All in a Day’s Avodah

Joey Newcomb shares the secret at the heart of his music and message

Photos: Dovi Green, Naftoli Goldgrab
The campus of Yeshivas Ateres Shmuel is an idyllic place. Acres of rolling lawns stretch in all directions, tilting upward every now and then to accommodate a gentle hill, and then dipping softly back down. On this clear September night, the vast star-studded black sky lends this resort-enclave-turned-yeshivah an air of absolute tranquility.
Except… from the window of a cabin tucked in the campus’s corner, blue lights flash on and then off, punctuated by red and yellow zigzagging bolts. Booming noise. Music, singing, thumping footfalls.
Inside the cabin, a man is standing on a stage with a guitar tucked around his shoulder so neatly, you’d think he was born with it. His eyes are closed and songs seem to roll out of him effortlessly. He’s concentrating on something but it doesn’t seem to be the vocals. His mind is clearly elsewhere. But where?
Then there’s the crowd. They’re going crazy, but not over him. In fact, few seem to be paying any attention to him at all. They’re dancing — in a circle — but each kid is kind of doing his own miniature dance as well. Hands go up at random, not necessarily in sync with the music. At times those solo dances become too big to handle, so the dancer breaks off entirely, enters the middle of the circle, and jumps and claps and waves his arms. He’s dancing his way, the way that makes him feel right, even if it isn’t typical. Then the other guys catch on and join him in the middle of the circle.
They’re dancing his way; they realize that it makes them feel right too.
That’s the music of Joey Newcomb.
That’s the story of Joey Newcomb.

It’s hard to drown out the allure of the hollow world around us, but Joey’s music taps the inner belief that we can rise even after a fall
Joey likes the word avodah — he pronounces it “avoida” — or maybe it’s the concept that he likes.
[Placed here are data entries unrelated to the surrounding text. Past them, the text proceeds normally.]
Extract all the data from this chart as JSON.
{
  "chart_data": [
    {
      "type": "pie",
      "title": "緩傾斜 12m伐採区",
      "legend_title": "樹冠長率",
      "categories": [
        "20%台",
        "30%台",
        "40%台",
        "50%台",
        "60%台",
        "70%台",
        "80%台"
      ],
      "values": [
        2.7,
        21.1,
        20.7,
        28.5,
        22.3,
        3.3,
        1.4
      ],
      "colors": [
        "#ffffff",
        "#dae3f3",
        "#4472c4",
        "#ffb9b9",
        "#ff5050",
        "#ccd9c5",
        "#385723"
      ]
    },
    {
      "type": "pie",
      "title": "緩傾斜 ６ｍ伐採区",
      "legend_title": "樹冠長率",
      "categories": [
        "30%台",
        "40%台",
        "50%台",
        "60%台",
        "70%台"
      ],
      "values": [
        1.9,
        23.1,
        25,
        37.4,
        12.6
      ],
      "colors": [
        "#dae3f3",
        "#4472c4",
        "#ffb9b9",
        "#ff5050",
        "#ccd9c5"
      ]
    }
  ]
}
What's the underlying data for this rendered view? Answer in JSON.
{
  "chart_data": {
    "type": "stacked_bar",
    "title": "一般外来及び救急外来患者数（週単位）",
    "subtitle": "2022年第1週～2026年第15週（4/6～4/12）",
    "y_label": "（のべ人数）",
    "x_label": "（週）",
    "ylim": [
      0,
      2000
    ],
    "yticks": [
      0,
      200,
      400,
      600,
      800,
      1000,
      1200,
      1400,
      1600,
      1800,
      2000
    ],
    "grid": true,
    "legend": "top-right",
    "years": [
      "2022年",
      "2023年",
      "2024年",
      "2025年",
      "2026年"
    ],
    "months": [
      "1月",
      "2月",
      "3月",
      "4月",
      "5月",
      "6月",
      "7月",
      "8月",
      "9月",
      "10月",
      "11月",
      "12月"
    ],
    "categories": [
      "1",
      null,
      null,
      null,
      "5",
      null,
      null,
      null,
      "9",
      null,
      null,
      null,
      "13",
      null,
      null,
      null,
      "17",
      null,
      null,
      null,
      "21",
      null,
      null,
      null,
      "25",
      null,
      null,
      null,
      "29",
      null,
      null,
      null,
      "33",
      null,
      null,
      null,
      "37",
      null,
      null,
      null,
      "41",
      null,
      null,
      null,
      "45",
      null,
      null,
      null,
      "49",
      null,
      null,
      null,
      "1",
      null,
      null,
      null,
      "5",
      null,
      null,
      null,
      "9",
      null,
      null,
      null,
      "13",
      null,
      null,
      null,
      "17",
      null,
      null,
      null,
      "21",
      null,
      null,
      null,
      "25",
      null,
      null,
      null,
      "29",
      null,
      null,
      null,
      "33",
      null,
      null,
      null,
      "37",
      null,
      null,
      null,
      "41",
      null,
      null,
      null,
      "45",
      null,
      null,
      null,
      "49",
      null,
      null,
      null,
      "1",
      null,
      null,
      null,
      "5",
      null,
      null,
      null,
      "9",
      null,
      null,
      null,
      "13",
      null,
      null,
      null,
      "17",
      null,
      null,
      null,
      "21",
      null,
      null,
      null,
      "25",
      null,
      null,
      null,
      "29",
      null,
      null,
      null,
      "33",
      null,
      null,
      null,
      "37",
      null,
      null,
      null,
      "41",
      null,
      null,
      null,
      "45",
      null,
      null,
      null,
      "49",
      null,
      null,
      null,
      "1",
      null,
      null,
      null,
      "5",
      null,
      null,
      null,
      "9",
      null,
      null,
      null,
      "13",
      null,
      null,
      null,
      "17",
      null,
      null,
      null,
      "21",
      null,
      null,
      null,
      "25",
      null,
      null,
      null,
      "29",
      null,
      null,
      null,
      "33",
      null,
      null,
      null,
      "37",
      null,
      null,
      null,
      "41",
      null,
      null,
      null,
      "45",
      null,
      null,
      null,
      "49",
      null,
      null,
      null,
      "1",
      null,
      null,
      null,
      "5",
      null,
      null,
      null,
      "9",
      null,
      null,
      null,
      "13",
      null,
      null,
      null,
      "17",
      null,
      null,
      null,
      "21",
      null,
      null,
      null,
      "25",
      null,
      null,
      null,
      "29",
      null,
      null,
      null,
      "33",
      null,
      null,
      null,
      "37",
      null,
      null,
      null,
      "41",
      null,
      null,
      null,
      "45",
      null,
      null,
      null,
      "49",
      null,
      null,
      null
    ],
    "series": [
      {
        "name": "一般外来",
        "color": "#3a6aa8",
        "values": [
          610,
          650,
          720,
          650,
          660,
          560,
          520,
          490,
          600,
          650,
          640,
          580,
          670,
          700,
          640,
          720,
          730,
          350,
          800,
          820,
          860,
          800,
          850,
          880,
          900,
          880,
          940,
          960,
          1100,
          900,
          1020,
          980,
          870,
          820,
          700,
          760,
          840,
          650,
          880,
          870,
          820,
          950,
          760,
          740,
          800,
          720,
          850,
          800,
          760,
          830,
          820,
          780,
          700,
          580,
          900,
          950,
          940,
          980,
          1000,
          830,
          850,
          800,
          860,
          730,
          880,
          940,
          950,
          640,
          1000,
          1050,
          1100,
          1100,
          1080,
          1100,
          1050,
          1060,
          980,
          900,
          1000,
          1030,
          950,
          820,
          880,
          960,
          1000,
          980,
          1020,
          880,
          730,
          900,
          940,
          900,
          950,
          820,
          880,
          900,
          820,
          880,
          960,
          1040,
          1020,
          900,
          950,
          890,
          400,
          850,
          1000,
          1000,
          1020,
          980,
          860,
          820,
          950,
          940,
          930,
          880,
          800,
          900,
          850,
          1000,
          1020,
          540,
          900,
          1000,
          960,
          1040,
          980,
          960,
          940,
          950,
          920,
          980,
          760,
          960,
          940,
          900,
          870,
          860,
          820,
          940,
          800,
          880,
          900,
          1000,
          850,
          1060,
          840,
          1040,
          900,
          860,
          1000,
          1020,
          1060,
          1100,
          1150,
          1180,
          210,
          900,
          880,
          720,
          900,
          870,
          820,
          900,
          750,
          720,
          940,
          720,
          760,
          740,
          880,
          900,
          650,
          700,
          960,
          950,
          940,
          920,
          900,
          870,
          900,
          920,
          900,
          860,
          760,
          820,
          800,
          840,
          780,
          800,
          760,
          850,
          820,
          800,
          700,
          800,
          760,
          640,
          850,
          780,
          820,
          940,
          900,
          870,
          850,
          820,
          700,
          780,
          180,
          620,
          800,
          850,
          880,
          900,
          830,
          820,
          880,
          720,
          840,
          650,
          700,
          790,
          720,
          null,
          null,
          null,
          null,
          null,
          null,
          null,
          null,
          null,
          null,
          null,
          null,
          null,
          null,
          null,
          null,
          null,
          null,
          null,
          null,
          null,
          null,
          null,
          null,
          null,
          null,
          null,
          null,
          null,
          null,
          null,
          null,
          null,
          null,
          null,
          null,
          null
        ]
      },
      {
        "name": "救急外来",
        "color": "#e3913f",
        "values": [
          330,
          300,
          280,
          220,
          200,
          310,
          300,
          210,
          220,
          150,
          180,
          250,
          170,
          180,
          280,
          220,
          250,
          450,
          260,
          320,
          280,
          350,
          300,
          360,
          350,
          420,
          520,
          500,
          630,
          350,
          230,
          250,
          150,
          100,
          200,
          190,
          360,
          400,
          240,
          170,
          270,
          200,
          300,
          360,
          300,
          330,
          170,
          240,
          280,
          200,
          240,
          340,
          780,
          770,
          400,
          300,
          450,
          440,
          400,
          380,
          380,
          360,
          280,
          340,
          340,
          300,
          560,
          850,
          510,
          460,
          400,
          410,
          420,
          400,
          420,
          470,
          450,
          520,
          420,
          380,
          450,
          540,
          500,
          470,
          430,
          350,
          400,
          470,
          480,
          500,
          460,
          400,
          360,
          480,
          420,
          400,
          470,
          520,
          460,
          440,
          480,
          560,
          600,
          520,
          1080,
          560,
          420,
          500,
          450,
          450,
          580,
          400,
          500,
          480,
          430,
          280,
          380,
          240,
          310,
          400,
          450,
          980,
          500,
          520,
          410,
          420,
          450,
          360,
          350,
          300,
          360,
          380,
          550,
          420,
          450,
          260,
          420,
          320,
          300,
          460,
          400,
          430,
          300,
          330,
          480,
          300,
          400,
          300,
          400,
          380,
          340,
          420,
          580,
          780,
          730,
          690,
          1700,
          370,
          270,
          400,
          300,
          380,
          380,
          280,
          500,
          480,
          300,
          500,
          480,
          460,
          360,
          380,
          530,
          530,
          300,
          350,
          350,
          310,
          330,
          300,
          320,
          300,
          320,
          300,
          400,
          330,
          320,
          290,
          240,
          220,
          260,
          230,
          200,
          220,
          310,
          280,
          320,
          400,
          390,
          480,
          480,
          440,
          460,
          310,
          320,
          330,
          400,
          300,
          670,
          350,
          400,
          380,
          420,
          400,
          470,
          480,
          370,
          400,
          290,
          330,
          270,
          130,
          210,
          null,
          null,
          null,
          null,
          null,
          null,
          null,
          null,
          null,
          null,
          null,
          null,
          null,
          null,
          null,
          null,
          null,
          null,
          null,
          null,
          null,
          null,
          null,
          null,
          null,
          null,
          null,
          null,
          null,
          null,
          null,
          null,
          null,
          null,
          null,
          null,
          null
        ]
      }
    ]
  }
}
He even named his most recent album Big Avoidas. The plan was for me to meet up with Joey in Far Rockaway and then we’d drive together to Durham where Joey would be performing for the Waterbury yeshivah. The geography is a little confusing. Although the yeshivah’s official name is Ateres Shmuel, it is widely known simply as “Waterbury.” This applies even to the yeshivah’s high school, which is located in Durham, some 40 minutes away from Waterbury. That’s just the way it is.
I arranged to meet Joey in the parking lot of the famed White Shul. It turns out to be a big avodah. It’s Minchah-time when I arrive; the people kept coming, and that means a lot of awkward neck-craning on my part. I’m not looking for a specific license plate or even a car model — no need for that. I just need to see Joey Newcomb’s peyos.